Of course, that war is first and foremost a humanitarian crisis for the people of Ukraine. However, the impacts go well beyond. We are facing lower growth and higher inflation, and negative impacts on business investment and private consumption. And, crucially, the worsening outlook and heightened tensions are serious continuing threats to our rules-based international order.
It is exactly at times like these, although deeply challenging, that we need to maintain and build momentum in the G20 on shared global challenges that rely on our collective ability to address them.
First, ensure energy supply, security and affordability.
The price of energy has risen dramatically, especially in Europe, and there is uncertainty about supplies going into the winter. Food prices also remain high, putting poorer households and countries under pressure.

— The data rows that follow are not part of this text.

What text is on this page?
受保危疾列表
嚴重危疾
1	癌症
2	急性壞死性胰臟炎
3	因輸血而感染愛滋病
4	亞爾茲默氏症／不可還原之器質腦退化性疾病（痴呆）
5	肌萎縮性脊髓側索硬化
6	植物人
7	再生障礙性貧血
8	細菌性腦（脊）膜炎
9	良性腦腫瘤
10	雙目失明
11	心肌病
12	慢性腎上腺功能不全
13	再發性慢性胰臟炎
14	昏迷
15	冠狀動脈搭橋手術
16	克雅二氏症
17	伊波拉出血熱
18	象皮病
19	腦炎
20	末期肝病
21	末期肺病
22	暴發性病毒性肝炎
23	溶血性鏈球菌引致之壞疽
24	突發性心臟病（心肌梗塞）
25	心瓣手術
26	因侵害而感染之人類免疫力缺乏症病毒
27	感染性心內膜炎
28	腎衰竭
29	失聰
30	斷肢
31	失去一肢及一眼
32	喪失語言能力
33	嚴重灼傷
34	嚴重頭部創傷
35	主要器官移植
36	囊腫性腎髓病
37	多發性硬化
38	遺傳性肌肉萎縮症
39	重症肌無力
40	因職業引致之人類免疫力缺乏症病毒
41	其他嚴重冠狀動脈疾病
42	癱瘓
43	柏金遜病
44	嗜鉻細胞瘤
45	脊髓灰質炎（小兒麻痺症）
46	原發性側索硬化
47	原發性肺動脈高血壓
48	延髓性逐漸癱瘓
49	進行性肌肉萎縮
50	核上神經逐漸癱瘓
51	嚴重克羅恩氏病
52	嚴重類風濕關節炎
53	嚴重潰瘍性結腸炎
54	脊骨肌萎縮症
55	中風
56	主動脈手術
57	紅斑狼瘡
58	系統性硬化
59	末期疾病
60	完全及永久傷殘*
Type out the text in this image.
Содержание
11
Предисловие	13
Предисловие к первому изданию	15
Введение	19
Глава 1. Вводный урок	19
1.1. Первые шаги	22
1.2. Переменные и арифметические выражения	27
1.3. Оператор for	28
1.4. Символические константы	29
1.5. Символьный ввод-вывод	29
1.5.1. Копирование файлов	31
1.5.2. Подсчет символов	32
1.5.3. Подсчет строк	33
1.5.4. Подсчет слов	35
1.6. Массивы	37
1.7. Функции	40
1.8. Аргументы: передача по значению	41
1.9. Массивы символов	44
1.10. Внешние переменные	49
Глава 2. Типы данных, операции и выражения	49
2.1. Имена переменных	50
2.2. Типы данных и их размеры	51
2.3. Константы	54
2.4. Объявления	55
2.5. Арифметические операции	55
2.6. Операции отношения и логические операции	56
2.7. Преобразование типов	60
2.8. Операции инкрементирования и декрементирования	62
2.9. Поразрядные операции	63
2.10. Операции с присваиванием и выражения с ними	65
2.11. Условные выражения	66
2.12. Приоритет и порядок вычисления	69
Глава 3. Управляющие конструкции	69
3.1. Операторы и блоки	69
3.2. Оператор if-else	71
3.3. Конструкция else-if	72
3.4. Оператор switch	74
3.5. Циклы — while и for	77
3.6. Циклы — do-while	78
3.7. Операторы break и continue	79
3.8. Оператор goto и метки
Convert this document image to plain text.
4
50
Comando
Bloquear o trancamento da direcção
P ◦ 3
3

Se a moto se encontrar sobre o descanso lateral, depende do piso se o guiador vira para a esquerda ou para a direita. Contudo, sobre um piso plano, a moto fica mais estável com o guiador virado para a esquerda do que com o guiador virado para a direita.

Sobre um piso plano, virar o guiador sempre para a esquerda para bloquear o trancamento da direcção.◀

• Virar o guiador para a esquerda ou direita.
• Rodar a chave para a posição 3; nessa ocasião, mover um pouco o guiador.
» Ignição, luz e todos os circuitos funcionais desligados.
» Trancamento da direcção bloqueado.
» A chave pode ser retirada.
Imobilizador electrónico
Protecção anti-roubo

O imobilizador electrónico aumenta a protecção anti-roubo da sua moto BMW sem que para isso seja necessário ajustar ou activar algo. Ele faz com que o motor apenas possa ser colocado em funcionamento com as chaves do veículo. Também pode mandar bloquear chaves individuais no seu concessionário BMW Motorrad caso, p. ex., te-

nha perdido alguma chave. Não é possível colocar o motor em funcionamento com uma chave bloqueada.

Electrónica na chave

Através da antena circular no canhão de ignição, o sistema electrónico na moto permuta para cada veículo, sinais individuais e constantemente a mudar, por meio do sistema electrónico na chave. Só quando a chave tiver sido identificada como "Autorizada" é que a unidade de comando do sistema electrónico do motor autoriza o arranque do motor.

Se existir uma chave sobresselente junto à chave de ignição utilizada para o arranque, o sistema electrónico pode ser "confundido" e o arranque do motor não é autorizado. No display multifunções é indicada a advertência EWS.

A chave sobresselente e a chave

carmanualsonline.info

These issues are front of mind for governments and well-targeted, means-tested and temporary support measures should be considered. The Organisation for Economic Co-operation and Development’s independent data, analysis and policy best practice advice can help to address these challenges, while also focusing on the longer term structural challenges we are facing, such as securing energy supply in ways that keep us on track for the urgent and necessary green transition.
As we look towards the next United Nations climate conference in Sharm El Sheikh in November, we need to translate ambitions into action. The OECD is advancing the Inclusive Forum on Carbon Mitigation Approaches in order to improve the quality of our multilateral dialogue and to help inform decision-making. Given the global nature of the climate challenge, the success of this initiative will rely on the widest possible participation from advanced, emerging and developing economies. We hope all G20 members will join.
Second, ensure everyone has the opportunity to participate in and benefit from the green and digital transformations of our economies.
Digitalisation is changing business models and creating new opportunities but also disrupting existing jobs. Giving people the best possible opportunity to navigate these challenges means investing in their training, upskilling and reskilling with an eye on developing labour market requirements. The revised G20 Skills Strategy issued this year with OECD support will help align skills provision to labour market needs and improve cross-border recognition of qualifications and prior learning.
Leveraging the full potential of new technologies for sustainable growth also relies on universal access, which will remain out of reach without access to reliable, affordable electricity. To meet the dual climate and development objectives of countries, we need to support the development of modern energy infrastructure and the deployment of clean energy at greater scale and speed. The G20 Blended Finance Principles championed by Indonesia’s G20 presidency are a powerful tool to direct commercial finance towards these projects while also providing financial returns to investors.
Third, keep markets open and functioning.
Open markets remain essential for growth and for the innovation we need to raise living standards, support good jobs and decarbonise our economies. Rules-based trade enables opportunities for all countries, providing the predictability and certainty needed for the private sector to invest and create jobs. Trade is also a source of economic resilience and diversification along supply chains.
Over the past decades, however, the international trading system has been exposed to important changes in the global economic and policy environment that together are putting the system under significant pressure. We need to strengthen the rules-based trading system with the World Trade Organization at its centre.
Indeed, we need to further open markets in key areas and reduce the use of counterproductive and market-distorting subsidies in sectors such as agriculture and industrial goods. There are no silver bullets, but the OECD will continue to support the G20 on practical action to strengthen supply chain resilience and make globalisation work better.
We also need to rebuild our fiscal buffers.
We need to give ourselves the fiscal space to address all these structural challenges, while also making sure we are in the best, most resilient position possible to deal with the inevitable next external shock. This is also why broadening tax bases is important and why the full implementation of our agreement to reform international corporate tax arrangements will be essential.
There is much we can do together. The OECD remains strongly committed to working with the G20 and stakeholders on all these fronts and more.